I count the damp patches—one, two, three—like they’re stars in some ruined sky. I trace the cracks in the plaster, follow the water stains like constellations. Anything to keep my mind away from what’s happening. Anything to hold onto the last thread of myself.
I just want it to end.
I just want them to leave.
The next time I blink he pulls out and comes on my bared torso, his face twisted like something out of a horror film. Then another blink and they’re gone, laughing their way back down the hall.
Three more men enter the room, one after the other, like it’s a routine. Like we’re part of some sick itinerary.
They follow the same process—no words, no hesitation. Just hands and weight and expectation. They don’t see us. Not as people. Not as girls. Just vessels.
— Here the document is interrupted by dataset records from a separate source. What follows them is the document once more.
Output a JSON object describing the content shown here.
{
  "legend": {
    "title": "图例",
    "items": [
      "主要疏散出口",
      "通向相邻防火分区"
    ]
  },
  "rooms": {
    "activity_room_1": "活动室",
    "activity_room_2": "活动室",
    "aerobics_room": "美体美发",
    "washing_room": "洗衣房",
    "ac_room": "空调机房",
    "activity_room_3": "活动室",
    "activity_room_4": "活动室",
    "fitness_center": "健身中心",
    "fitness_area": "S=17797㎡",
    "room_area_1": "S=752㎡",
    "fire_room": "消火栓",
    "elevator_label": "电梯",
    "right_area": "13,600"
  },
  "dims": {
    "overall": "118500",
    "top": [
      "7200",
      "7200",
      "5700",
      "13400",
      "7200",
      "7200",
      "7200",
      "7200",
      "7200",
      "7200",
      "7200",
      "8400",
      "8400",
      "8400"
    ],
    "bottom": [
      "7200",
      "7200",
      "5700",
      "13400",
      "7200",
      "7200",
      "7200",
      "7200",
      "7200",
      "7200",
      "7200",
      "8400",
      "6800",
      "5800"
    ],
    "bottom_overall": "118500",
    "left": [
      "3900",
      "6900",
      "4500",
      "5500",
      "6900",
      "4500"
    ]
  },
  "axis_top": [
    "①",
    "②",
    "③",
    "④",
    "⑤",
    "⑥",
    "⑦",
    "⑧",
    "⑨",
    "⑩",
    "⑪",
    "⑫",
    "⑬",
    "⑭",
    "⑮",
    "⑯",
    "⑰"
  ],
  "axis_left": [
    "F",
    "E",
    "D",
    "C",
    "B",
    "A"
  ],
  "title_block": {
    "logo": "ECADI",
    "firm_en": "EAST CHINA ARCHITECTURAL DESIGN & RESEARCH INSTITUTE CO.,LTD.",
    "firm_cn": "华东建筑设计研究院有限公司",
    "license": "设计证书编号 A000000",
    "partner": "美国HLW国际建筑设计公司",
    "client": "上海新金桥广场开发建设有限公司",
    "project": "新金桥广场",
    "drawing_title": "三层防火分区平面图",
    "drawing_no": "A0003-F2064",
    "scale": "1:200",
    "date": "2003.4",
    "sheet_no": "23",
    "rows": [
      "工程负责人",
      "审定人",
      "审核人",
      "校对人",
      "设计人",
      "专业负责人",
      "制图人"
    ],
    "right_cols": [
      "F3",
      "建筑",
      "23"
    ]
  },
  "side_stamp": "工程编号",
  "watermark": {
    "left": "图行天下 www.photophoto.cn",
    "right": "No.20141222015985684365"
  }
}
A piece of flesh they can use at their will with no consequence.
There’s no difference between them.
No mercy.
No humanity.
Each one as hollow and cruel as the last.
They laugh as they touch me—joking with each other, trading comments like they’re at a bar, not standing over a girl who can barely lift her head.
Their hands grab at me, pull at me, like I’m some kind of exhibit.
A thing to be passed around.
And that’s when it happens.
A single tear slips down my cheek.
Just one.
But it’s enough.
My mind is almost gone—fogged, drugged, drifting somewhere far from here.
But even through the haze, even with my body numbed to the last nerve, the humiliation slices through.
Sharp.
Clean.
Unavoidable.
If I were conscious—if I had control over my body, my voice, anything—I’d tell them exactly what they are.
That the only reason they do this is because no woman with a shred of sanity or freedom would ever choose them and their tiny dicks.
That their power is a lie, built on fear and force, and I hope they rot in whatever hell waits for men like them.
I’d spit in their face and put up a fight that would probably get me killed.
But I can’t.
So, I lie here, in the fabricated silence and submission these bastards have subjected me to.